The fate of the SEC’s lawsuit against Bank of America is back in Judge Jed Rakoff’s hands.
On the same day New York Attorney General Andrew Cuomo announced he was suing BofA over its disclosures, or lack thereof, surrounding the Merrill deal, the SEC announced it had reached an agreement to settle its case with the bank over basically the same disclosures.
Of course, this is not the first try at getting Rakoff to approve a settlement. So what’s different this time? DealBook’s Deal Professor, Steven Davidoff, with help from Peter Henning, walks through the settlement in full, but we’ll hit the highlights.
Rakoff’s problems with the initial proposed settlement were that the shareholders would be taking the hit — without the BofA authorities taking any responsibility. If something was not disclosed that should have been, Rakoff felt there needed to be accountability.
The new settlement would not result in Ken Lewis & Co. begging for forgiveness for their alleged wrongdoings on the courthouse steps (or anything close), but it does place more oversight on the bank’s future disclosures.
As the Deal Professor notes, the settlement requires, for a three year period, the use of outside monitors to review 10-Ks, 10-Q’s and proxies.
BofA’s CEO and CFO must also personally certify the proxy statements and bank’s financial statements.

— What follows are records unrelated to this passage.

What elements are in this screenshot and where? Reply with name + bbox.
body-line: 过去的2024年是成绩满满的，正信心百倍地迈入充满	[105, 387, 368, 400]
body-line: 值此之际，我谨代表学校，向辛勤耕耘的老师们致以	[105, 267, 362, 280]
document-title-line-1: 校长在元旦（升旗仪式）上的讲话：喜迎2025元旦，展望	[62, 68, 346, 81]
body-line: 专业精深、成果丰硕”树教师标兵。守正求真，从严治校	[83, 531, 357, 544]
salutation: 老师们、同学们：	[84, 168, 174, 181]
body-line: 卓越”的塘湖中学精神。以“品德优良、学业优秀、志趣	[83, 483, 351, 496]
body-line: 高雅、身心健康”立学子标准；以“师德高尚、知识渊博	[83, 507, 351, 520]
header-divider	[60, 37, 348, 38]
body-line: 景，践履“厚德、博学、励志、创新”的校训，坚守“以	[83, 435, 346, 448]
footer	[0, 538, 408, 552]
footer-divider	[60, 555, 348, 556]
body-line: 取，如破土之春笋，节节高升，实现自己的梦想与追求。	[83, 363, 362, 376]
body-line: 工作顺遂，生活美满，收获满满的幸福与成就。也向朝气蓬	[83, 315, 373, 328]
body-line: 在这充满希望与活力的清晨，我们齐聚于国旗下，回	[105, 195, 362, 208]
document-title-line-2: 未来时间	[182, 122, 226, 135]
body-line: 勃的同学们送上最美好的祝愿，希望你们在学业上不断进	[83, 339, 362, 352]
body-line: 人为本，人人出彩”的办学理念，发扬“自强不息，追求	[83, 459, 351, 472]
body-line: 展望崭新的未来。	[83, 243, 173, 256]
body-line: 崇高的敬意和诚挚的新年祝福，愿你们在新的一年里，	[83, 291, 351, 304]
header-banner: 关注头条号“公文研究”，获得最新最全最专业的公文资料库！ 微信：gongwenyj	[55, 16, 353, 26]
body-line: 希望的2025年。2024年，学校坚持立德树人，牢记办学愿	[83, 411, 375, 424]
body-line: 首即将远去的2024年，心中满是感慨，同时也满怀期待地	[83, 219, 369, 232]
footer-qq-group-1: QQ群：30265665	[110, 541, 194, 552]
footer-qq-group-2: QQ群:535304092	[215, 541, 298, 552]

It sounds good, but Davidoff and Henning note that Bank of America is not likely to file similar proxies anytime soon — but if there’s a Merrill 2.0, things will be covered.
As for the money, the $150 million will be placed in a specified account and distributed to those who were BofA shareholders are the time of the December 2008 proxy vote. There’s also a $1 “disgorgement” for ill-gotten gains, agreed to, we assume, under the same theory of not making shareholders pay further for bank executives’ mistakes.
The Bank does not admit wrongdoing, but does acknowledge that “there is an evidentiary basis for the statements” in the SEC’s Statement of Facts. That is more of a nod than usual, but it’s doubtful that this toothless language will sway Rakoff should he take as harsh a stance as he did the first time. (The settlement does not say which facts to they admit there is evidence to support or who made the decision that lead to those correct facts, which is what Rakoff wanted to know the first time.)
So, the settlement addresses some issues, but it’s more directed toward future behaviour than the alleged past bad deeds.
Will Rakoff give it his stamp of approval? He’s had more time to look at the evidence, and he might think this is the best the SEC can do. Or he may still be unhappy — if the SEC brought this case and thought they could prove it, they should have done so.
The underlying issue here is that disclosure issues are complex (which is why Bank of America hires big brains like Wachtell to help them figure it out) and the SEC has made the decision, for the second time, that going all the way through trial is not the best idea. Forcing parties to go to trial, or drop a case, is unusual — settlements are usually more or less rubber stamped, which is why Rakoff’s move was such a big deal.
The DealBook Professors think Rakoff will not like it, but will eventually “swallow hard and play along.”
Duke professor James Cox seemed a little less certain, telling the WSJ Law blog that, “”Either I’m hopelessly ignorant, or this doesn’t address Rakoff’s concerns at all. Maybe they think Rakoff is getting senile in his old age. But I wouldn’t count on that.”
We tend to think some version of this settlement will be accepted by Rakoff. But he’s his own man, so only time will tell.